When the Education Week Research Center polled teachers earlier this year on when in their jobs they would like to spend less time, the top answer was meetings, with 33 percent of respondents longing for less meeting time. A flat zero percent of teachers wanted more meetings. Tough beat for meetings!

One solution to that widespread meeting fatigue may be to simply schedule fewer. Just look at the top Facebook comment when we shared the recent news story “Teachers Hate All Those Meetings. Can Principals Find a Workaround?”: “Yes, it’s called an email.”

But what about how to improve the truly necessary staff meetings?

It’s been a question on educators’ minds for a long time. In a 2010 EdWeek Opinion blog post, Illinois administrator Ryan Bretag shared his six steps for planning a meeting that doesn’t leave participants grousing that “this should have been an email.” Step number 1? Leave the one-way information delivery off the agenda.

“Do not treat these as a time for one person after another to stand in front of a large group sharing information,” he warned. Instead, with the proper agenda, faculty meetings can offer fertile opportunities for collaborative learning and growth.

A year earlier, Thomas R. Hoerr was also homing in on the challenge of lackluster meetings with a simple litmus test: Imagine if your faculty meetings were voluntary. If teachers’ response to that prospect is “thanks, but no thanks,” you’ve got a problem on your hands. Turning those meetings into something more than time-wasters starts with unlearning five persistent myths, the school leader wrote in his 2009 opinion essay.

Earlier this year, Opinion contributors Peter DeWitt and Michael Nelson offered some additional tips in “Are Your Staff Meetings Unfocused and Disjointed? Try These 5 Strategies. Before listing out those five strategies, however, they echoed a similar warning by reminding readers that the goal of meetings should be learning together, rather than a forum for leaders to talk at their staff. “Staff meetings are an opportunity for leaders and teachers to work as a collective,” they write, “as opposed to what really happens, which is two different groups sharing a space together.”

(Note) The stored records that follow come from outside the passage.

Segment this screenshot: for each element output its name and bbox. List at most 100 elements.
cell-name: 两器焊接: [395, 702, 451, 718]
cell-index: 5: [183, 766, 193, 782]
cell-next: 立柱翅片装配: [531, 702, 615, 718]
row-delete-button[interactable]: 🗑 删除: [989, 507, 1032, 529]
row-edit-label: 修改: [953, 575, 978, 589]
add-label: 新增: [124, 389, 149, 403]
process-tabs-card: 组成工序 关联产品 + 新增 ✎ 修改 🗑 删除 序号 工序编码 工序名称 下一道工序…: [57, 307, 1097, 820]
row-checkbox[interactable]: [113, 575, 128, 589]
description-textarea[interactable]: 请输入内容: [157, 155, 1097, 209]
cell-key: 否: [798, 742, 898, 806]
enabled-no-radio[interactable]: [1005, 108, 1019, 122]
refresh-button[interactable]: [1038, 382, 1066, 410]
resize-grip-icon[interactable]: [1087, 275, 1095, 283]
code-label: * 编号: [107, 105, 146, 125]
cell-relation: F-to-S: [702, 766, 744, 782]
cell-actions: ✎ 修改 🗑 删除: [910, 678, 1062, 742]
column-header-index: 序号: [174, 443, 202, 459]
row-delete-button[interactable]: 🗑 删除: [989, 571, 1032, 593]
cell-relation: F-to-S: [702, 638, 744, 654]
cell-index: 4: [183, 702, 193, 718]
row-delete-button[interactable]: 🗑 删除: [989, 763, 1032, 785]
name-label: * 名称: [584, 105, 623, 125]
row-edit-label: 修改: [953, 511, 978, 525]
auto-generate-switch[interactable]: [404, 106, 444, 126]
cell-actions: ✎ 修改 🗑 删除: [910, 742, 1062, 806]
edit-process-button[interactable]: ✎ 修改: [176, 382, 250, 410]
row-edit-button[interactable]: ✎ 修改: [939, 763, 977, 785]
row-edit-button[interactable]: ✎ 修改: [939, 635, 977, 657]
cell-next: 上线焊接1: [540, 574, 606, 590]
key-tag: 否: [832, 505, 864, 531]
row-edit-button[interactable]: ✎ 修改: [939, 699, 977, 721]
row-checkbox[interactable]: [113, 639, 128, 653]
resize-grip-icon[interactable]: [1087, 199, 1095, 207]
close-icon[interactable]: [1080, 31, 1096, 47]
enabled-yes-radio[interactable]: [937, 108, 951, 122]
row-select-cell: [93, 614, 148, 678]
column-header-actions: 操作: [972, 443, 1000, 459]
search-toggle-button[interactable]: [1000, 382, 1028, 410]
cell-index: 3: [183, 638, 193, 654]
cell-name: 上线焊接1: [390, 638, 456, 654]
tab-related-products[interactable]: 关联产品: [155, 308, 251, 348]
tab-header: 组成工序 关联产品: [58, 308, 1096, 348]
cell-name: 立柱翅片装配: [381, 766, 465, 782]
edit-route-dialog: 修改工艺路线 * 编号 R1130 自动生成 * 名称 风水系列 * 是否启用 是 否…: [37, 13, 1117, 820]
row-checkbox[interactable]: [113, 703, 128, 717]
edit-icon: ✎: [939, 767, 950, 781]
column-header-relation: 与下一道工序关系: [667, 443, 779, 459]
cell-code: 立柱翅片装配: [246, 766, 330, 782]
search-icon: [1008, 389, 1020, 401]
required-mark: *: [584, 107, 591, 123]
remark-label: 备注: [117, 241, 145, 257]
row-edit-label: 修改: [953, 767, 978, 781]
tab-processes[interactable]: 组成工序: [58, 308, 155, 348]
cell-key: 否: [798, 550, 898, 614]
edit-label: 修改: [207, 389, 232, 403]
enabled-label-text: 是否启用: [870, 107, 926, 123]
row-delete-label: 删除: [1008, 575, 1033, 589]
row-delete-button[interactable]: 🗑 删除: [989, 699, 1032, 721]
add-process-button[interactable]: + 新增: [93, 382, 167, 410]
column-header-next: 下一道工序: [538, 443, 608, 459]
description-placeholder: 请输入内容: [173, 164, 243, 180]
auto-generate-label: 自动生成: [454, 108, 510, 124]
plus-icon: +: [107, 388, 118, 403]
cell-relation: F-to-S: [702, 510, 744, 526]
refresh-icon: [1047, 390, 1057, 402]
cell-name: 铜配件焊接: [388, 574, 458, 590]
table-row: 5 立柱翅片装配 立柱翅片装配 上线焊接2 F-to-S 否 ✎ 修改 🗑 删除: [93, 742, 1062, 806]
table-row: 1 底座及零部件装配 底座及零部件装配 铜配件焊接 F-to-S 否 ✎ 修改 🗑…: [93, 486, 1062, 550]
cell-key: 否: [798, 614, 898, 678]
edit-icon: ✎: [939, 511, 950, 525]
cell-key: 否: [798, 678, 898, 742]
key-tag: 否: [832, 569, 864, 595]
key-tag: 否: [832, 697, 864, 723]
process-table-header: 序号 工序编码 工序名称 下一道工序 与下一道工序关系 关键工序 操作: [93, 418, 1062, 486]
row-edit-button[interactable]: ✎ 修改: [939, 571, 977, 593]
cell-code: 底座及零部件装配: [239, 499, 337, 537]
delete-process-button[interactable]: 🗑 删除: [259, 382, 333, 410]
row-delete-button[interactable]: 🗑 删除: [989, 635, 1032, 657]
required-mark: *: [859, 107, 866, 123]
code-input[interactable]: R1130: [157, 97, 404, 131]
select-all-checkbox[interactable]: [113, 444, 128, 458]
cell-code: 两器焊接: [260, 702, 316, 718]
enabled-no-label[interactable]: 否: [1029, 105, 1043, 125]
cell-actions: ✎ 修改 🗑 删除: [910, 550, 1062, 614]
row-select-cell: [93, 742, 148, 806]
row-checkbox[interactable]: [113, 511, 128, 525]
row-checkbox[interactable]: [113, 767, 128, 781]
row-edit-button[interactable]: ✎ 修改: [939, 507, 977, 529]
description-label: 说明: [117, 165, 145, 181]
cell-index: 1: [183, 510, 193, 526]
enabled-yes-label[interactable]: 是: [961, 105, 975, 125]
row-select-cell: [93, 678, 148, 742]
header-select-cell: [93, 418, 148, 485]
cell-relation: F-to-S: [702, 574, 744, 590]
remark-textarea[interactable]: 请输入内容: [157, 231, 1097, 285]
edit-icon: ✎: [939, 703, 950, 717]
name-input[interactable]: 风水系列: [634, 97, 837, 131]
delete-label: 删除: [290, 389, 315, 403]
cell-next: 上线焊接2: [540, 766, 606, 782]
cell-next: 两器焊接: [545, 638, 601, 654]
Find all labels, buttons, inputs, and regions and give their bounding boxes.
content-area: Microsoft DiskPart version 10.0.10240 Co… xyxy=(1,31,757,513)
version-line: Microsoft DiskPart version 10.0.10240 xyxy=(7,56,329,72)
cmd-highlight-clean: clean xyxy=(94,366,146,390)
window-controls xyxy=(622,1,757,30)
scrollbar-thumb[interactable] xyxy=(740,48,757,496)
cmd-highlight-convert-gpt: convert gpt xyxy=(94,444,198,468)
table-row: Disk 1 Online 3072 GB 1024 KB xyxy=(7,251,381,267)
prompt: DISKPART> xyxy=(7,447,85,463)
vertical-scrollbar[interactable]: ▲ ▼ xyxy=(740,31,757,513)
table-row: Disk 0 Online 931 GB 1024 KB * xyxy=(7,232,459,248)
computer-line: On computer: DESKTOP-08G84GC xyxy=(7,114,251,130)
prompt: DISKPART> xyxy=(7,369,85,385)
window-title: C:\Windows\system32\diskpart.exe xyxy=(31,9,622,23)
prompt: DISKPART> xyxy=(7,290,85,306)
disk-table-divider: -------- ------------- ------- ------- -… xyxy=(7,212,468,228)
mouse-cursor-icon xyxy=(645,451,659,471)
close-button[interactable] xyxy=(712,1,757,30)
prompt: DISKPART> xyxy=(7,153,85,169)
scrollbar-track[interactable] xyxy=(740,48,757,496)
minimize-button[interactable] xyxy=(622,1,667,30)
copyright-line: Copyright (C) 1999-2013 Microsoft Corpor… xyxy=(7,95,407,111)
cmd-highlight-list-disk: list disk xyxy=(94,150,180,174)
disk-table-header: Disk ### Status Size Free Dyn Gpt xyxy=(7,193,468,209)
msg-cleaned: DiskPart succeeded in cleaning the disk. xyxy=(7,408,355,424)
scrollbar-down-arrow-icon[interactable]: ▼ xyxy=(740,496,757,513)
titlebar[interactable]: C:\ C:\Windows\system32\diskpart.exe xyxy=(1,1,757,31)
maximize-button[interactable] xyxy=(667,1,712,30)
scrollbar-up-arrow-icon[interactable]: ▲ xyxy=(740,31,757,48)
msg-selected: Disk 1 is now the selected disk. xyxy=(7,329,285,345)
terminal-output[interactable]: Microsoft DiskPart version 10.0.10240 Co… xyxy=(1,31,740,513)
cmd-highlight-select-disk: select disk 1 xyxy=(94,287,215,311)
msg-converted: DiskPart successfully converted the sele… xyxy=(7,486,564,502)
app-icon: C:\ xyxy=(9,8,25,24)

That fundamental insight about what separates a productive meeting from a wasteful one wasn’t unfamiliar ground for DeWitt, who has been on the efficient-staff-meetings beat for years now. A consistent through line of the former principal’s advice has been a call to rethink the top-down model of staff meetings. Just like a flipped classroom, as he first explained in 2012, a flipped faculty meeting can allow principals to deliver important content knowledge before the meeting, freeing up in-person time for discussion and collaboration.

Want to know more on what that might look like in practice? DeWitt has you covered:

  • 3 Reasons Why Faculty Meetings Are a Waste of Time
  • Disconnected School Leadership: 3 Areas of Concern
  • 5 Reasons You Should Flip Your Leadership
  • Should Teachers Have a Voice in Faculty Meetings?
  • A Few Ideas for Flipped Faculty Meetings
  • How Reciprocal Teaching Can Transform Your Remote Faculty Meeting
  • What Will Be Your Faculty Focus?
  • Have You Flipped Your Faculty Meeting Yet?
  • 4 Obstacles to Consider When Flipping Leadership

In addition to the frequency and structure of meetings, Edweek Opinion contributors have also eyed behavioral shifts that can make meetings more collaborative.

One Colorado high school administrator has touted her school’s introduction of restorative practices to meeting time, starting with a 15-minute talking circle before each Monday administrative-team meeting.

Despite the busy schedules of everyone involved, those “soft-skill conversations” are well worth the time, Sonja Gedde explained in a February opinion essay. The talking circles both allow leaders to model the type of restorative practices they expect from teachers in the classroom, as well as bring them closer together as a team.

“For approximately 15 minutes each week,” Gedde explained, “we create a foundation of transparency and trust that informs our interpersonal interaction as teammates and permeates our leadership identities. Our talking circle establishes a tone of calm and intentional listening, allowing us to know one another as people first.”